Agriculteurs en colère : manifestations et barrages à Toulouse avant le vote sur le Mercosur
Ce mercredi 7 janvier, des agriculteurs ont investi les rues autour de Toulouse pour protester contre la gestion de la dermatose bovine et l’accord Mercosur. Plusieurs barrages ont été érigés, malgré les arrêtés préfectoraux, et certains tracteurs se dirigent déjà vers Paris.
Des agriculteurs sont de retour dans les rues ce mercredi 7 janvier, à l’approche d’un vote crucial sur le Mercosur, mais aussi pour protester, une nouvelle fois, contre la gestion de la dermatose bovine.
Autour de Toulouse, notamment, des membres de la Coordination rurale n’ont pas hésité à braver les arrêtés d’interdiction pris par la préfecture pour empêcher les manifestations, où des dizaines de barrages ont été érigés tout au long de la journée.
Le périphérique toulousain a été, en partie, bloqué. Les tracteurs ont fait face aux gendarmes sans pouvoir rentrer à l'intérieur de Toulouse. Tout a débuté très tôt ce mercredi matin.
"Quand vous savez que vous allez tout perdre, il n'y a plus grand-chose qui vous arrête"
Répartis aux quatre coins de la ville, les différents cortèges sont composés d'éleveurs comme Florian Marronnès. "On avait demandé à ce qu'on puisse ne tuer que les bêtes malades. C'est toujours l'intégralité des troupeaux. On sent qu'on peut tout perdre dès le lendemain. Quand vous savez que vous allez tout perdre, il n'y a plus grand-chose qui vous arrête", témoigne l'agriculteur.
Et justement, plus grand-chose ne peut arrêter Enzo. "Moi, actuellement, je suis céréalier. Sur mon exploitation, je n'arrive à rien me dégager. C'est misérable, quoi. On est pris pour des merdes. Ça fait deux ans qu'on nous balade. Et il va falloir amplifier les blocages. Quitte à, comme aujourd'hui, être en infraction, ce n'est pas grave. Il faut qu'on continue et on a envie. On n'attend que ça, maintenant", exprime Enzo.

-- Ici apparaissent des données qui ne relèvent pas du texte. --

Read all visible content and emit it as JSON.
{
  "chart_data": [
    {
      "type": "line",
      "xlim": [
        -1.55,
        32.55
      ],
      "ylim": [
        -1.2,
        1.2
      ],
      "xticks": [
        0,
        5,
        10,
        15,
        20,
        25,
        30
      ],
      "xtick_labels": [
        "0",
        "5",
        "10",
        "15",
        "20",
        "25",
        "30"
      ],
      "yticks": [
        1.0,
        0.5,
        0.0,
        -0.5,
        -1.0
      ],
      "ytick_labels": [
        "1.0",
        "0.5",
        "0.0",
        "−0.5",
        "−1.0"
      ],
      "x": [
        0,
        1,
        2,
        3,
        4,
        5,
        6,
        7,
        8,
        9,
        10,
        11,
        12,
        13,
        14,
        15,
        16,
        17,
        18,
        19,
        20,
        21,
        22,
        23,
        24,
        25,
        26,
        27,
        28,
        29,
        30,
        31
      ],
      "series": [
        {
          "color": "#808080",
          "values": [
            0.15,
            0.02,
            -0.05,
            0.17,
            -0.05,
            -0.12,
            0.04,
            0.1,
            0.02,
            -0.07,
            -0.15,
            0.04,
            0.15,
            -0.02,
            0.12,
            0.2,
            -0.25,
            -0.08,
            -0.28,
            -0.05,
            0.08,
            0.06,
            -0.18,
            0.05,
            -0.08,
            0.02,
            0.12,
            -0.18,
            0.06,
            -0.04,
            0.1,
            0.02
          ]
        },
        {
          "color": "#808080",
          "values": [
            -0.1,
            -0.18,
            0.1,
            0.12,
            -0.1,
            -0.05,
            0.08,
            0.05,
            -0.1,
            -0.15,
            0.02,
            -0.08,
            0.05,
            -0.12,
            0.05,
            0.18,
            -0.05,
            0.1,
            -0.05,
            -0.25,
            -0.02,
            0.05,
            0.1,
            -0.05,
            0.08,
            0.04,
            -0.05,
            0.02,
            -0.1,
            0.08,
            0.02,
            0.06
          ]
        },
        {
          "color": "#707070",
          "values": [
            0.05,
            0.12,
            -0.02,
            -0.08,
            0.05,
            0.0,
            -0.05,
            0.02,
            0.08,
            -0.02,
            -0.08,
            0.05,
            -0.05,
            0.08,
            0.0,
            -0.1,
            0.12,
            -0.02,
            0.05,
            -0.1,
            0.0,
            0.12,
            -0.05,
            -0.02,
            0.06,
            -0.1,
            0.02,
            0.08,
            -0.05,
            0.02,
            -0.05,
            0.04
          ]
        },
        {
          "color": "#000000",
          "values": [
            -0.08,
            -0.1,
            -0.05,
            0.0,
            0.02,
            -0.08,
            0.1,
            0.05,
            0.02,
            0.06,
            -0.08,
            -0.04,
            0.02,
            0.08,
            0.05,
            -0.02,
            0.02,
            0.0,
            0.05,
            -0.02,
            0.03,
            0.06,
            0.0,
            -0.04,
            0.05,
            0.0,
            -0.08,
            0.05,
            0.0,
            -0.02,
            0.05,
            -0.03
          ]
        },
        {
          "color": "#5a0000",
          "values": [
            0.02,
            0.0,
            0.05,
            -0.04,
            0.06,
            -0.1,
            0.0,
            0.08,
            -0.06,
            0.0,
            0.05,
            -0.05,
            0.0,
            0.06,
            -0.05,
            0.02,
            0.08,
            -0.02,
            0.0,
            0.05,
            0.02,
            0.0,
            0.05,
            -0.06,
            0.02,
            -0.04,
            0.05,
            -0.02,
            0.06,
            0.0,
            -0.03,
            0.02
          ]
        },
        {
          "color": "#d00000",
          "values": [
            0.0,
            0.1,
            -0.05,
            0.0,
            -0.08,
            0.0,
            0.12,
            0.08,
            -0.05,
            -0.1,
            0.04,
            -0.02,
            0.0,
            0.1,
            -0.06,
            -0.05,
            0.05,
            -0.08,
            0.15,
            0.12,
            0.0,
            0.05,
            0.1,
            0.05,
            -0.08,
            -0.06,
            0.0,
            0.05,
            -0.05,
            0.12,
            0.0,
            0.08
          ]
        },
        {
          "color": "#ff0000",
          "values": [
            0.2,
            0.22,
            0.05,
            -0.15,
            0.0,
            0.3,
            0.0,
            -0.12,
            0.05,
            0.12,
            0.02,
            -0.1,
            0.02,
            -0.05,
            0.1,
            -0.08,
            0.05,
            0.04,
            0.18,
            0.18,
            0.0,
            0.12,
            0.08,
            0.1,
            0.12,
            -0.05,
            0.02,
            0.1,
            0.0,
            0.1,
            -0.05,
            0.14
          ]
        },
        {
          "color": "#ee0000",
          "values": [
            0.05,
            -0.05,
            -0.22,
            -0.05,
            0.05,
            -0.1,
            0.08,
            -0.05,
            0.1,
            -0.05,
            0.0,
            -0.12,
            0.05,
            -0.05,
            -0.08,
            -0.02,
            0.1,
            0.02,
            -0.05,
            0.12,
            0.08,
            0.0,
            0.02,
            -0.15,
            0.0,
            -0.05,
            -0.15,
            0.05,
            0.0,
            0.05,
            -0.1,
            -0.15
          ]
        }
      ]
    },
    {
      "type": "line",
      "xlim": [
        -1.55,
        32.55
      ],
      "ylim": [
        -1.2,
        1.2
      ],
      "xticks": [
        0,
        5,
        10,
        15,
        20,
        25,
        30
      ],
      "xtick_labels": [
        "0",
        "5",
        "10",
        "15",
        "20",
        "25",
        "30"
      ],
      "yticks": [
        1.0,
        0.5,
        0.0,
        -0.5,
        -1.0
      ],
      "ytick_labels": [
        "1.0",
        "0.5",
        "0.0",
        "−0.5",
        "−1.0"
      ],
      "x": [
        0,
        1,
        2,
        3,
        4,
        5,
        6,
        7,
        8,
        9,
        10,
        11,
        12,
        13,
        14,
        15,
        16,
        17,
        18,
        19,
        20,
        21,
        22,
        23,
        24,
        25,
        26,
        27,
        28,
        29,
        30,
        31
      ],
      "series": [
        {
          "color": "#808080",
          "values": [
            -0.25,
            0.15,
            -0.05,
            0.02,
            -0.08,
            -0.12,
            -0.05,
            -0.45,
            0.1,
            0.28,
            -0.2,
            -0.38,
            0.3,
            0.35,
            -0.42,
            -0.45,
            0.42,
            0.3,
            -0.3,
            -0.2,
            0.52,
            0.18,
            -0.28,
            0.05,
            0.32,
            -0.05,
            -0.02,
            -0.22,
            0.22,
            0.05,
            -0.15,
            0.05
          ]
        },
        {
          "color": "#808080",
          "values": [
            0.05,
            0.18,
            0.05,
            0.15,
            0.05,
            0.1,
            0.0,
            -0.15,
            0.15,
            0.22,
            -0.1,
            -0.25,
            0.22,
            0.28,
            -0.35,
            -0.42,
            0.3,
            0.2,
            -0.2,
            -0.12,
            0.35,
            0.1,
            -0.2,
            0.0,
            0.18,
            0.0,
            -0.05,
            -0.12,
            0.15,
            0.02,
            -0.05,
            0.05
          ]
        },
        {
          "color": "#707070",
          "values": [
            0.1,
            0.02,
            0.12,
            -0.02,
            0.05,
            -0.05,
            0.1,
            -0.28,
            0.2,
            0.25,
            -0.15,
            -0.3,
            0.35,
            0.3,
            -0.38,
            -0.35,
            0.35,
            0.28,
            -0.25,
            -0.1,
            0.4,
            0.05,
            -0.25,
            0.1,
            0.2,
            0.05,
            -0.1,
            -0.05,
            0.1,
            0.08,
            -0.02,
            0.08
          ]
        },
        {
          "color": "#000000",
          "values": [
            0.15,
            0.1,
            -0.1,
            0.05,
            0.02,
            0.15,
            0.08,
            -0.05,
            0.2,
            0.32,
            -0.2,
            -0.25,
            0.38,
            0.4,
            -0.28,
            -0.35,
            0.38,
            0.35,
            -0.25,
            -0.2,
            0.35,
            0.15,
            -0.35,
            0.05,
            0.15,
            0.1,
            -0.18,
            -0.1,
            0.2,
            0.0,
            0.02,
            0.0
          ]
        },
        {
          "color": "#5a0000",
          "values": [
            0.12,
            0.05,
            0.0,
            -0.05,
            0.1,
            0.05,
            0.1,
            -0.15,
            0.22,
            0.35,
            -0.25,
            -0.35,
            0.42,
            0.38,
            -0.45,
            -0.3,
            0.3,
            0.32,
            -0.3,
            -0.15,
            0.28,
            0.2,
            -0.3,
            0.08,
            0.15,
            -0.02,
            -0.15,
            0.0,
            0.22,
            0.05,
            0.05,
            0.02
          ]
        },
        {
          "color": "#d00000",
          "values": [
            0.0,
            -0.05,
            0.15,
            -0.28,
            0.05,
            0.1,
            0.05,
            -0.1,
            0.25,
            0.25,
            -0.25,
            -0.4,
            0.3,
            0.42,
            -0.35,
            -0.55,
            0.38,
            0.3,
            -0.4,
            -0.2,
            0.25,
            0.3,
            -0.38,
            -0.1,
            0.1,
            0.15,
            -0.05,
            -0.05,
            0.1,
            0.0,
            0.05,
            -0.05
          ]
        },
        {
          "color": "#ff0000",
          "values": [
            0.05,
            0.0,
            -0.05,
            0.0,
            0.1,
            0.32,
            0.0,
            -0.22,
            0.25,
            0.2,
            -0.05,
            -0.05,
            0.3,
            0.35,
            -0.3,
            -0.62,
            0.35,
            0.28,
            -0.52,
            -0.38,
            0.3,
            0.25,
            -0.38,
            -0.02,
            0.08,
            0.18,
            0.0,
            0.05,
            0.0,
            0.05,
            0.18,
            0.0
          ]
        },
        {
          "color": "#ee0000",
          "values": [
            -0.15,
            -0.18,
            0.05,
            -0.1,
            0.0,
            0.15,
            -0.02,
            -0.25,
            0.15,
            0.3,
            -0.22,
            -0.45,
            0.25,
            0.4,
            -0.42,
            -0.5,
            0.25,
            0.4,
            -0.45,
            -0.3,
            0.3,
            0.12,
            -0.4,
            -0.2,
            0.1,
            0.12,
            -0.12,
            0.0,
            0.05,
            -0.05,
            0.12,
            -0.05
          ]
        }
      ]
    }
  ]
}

Une mobilisation qui continue ce mercredi soir et pourrait bien se poursuivre ce jeudi 8 janvier. Si tout s'est déroulé sans altercation avec les forces de l'ordre ce mercredi, au moins deux agriculteurs ont été placés en garde à vue pour entrave à la circulation.
Un appel pour monter sur Paris
Toujours à l'appel de la Coordination rurale, des agriculteurs sont déjà en route vers Paris, à l'image de ces quatre tracteurs qui ont tenté de forcer un barrage de gendarmerie dans les Yvelines.
Trois interpellations ont été effectuées après ce coup de force. La ministre de l'Agriculture, Annie Gennevard, appelle les paysans en colère à manifester dans le calme, sans bloquer la capitale.